Благодаря своему феноменальному обаянию музыкантам «Урфин Джюса» удалось получить у фабрики не только клуб для репетиций (обращенный, по, скромному признанию Пантыкина, в «сексуальную Мекку Верхней Пышмы»), но и гарантийное письмо от заводского профкома об оплате предприятием записи нового альбома в свердловской киностудии.
Наглость такой аферы была неизмерима. Впервые в истории российского рок-андеграунда музыканты заставили государство оплатить их антисоветскую субкультурную, деятельность. С этой лучезарной авантюры и началась запись самого известного альбома «Урфин Джюса» — «Пятнадцать».
Холодный фронт
Сегодня я слушал две пластинки: Джона Леннона „Some Time in New York City” и „Кинг Кримсон” „Islands”. Я думал, пытаясь охватить разом эти противоположные полюса: „Чего же нам не хватает в первую очередь?” И того, и другого.
Летом 1982 года «Урфин Джюс» арендовал гигантское тон-ателье — отцы-основатели группы замахнулись на запись двойного альбома. Увидев «тесловский» микшерный пульт и услышав чарующее словосочетание «восемь каналов», Пантыкин внезапно расслышал звон того самого колокола.
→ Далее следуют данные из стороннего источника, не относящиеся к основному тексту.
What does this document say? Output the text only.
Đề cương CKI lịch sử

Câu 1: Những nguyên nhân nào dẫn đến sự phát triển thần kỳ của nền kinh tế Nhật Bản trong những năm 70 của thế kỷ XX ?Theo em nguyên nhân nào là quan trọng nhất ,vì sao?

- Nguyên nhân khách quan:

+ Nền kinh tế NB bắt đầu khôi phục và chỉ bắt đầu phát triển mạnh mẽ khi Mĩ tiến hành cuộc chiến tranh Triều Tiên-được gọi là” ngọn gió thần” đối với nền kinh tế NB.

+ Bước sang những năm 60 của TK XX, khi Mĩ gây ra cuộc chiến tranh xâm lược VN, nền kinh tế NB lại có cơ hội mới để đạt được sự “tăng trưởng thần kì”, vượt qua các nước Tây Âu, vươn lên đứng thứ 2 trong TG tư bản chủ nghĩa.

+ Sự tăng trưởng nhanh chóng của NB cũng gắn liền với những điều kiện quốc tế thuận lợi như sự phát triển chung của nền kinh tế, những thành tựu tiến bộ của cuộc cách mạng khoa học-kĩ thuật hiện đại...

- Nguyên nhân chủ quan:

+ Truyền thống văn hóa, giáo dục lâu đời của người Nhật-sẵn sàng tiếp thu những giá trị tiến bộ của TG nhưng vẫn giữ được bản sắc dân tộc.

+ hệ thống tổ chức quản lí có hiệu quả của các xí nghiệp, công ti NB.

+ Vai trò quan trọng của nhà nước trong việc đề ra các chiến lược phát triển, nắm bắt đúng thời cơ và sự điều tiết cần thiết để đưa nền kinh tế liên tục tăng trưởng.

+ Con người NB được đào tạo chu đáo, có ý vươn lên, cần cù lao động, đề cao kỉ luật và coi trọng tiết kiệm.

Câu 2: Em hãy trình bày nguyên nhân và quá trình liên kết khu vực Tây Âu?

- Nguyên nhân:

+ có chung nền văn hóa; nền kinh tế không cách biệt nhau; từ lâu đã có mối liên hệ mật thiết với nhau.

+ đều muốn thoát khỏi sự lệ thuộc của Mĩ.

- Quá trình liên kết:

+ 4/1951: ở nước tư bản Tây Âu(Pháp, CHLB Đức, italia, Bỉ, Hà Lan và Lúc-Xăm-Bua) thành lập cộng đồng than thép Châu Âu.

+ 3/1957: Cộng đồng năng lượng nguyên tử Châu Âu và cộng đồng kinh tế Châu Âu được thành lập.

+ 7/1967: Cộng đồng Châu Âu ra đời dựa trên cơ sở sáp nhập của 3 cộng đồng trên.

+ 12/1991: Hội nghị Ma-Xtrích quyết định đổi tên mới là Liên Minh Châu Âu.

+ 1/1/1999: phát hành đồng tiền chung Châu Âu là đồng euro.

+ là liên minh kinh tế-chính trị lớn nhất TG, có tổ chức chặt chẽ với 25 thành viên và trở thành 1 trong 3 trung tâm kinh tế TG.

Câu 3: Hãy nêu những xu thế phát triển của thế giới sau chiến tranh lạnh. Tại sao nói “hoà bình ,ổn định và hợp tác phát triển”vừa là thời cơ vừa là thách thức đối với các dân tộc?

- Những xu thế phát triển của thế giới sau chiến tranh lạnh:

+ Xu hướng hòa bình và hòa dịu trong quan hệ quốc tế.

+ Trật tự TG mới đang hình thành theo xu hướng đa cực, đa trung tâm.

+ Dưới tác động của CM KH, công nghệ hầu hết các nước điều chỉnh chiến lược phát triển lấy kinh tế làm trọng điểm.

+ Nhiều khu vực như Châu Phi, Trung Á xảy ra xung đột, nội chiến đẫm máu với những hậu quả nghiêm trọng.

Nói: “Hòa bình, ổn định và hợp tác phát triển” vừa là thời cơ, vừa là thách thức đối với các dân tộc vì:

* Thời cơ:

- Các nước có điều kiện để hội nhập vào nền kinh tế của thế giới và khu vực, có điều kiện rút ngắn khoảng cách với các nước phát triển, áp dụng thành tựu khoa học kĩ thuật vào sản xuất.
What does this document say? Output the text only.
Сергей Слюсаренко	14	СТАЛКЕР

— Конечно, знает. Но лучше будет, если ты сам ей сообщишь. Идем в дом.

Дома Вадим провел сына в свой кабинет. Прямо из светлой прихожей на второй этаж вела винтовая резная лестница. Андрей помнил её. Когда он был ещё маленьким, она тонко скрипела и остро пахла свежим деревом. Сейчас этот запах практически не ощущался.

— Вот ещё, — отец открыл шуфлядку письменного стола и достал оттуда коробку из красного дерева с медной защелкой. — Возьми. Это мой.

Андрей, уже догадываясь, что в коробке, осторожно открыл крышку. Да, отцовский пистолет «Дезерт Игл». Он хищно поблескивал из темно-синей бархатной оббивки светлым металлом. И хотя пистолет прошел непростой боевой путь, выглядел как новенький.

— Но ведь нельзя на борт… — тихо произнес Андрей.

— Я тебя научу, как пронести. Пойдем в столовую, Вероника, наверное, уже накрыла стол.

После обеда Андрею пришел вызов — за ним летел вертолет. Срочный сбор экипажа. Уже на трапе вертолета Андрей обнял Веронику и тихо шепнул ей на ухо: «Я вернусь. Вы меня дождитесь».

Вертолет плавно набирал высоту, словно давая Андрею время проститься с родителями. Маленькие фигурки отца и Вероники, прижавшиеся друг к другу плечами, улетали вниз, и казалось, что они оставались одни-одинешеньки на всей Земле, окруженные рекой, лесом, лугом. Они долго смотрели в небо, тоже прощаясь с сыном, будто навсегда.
Сверхдеятельный композитор пригласил для записи струнный секстет из консерватории, трубачей из ресторана «Старая крепость» и решил сотворить НЕЧТО эпохальное в духе «The Dark Side of the Moon».
Неудивительно, что одержимое и азарт Пантыкина передались не толь музыкантам, но и их друзьям — Саше Коротичу, Олегу Раковину и звукооператору Сергею Сашнину. Они сутками не вылезали из студии, спали вповалку, питались бутербродами с сыром и колбасой, привезенными Кормильцевым из дома. В паузах баловались фотосессиями, распивали лимонад и дискутировали о концепции нового альбома «Урфин Джюса».
Казалось, что все идет по плану. Но по плану шло не все.
Дело в том, что повзрослевшим Илья уже перерос узкие рамки «поэта в рок-группе». Он ощущал свою интеллектуальную мощь и, столкнувшись со сложной многоканальной техникой, начал активно вмешиваться в процесс сочинительства со своими идеями «пейзажа звука». По-видимому, Илье жизненно важно было стать идеологом, «производителем смыслов», пытаясь не упускать контроль над происходящим. Автор текстов так пристально следил за студийным рождением песен, что в группе начали возникать разногласия. В особенности — между Кормильцевым и Егором Белкиным.
Несостоявшийся океанолог и комсорг философского факультета больше всего в музыке «любил себя и немного Стинга». В частности, гитарист «Урфин Джюса» искренне считал, что первая и последняя обязанность поэта — написать текст песни. Мол, как только Кормильцев создал стих, он должен «сидеть и молчать». И вообще не высовываться.
«Это была такая «любовь-ненависть, — объясняет Белкин. — Я заставлял Илью переписывать тексты и менять слова. Он переписывал и убирал какие-то словосочетания, которые мне казались попросту дикими».
Какая трагедия недопонимания скрывается за этим признанием, если вдуматься!
Но, как ни странно, микроклимат в «Урфин Джюсе» не сильно отличался от обстановки в других рок-коллективах. Поэтому звукозаписывающий павильон свердловской киностудии вскоре стал напоминать не священный «храм искусств», а площадку для боевых действий. Это было грустно и смешно: в некогда гармоничной рок-коммуне начали проводиться многочисленные собрания, где на повестке дня стояла единственная проблема: окончательное утверждение очередной песни Кормильцева.
«Когда я спрашивал: „Илья, объясни мне, что тут написано?”, я тут же получал взрыв на ровном месте, — вспоминает барабанщик Владимир Назимов. — „Да чего мне с тобой, тупым, разговаривать?!” Кормильцев очень часто был недоволен тем, что мы делаем».
В итоге попытка демократии сыграла с «Урфин Джюсом» злую шутку: теперь композиция считалась принятой, а текст «каноническим» лишь после того, как на протоколе заседания стояли все четыре подписи. Как точно заметил один из критиков, «мирно сосуществовать эти четверо могли только под наркозом». Случались и окопные войны, и сражения за новые территории, и удары с тыла и с флангов.
«Кормильцев плохо шел на компромиссы, — свидетельствует Олег Ракович. — Он был агрессивный, знающий, чего хочет, в том числе и в музыке. Смеялся — не как все. Одевался — не как все. Говорил афоризмами, малопонятно, и слушал только себя. По уровню мозгов он всех превосходил. Все считали, что он ненормальный но, во всяком случае, его уважали».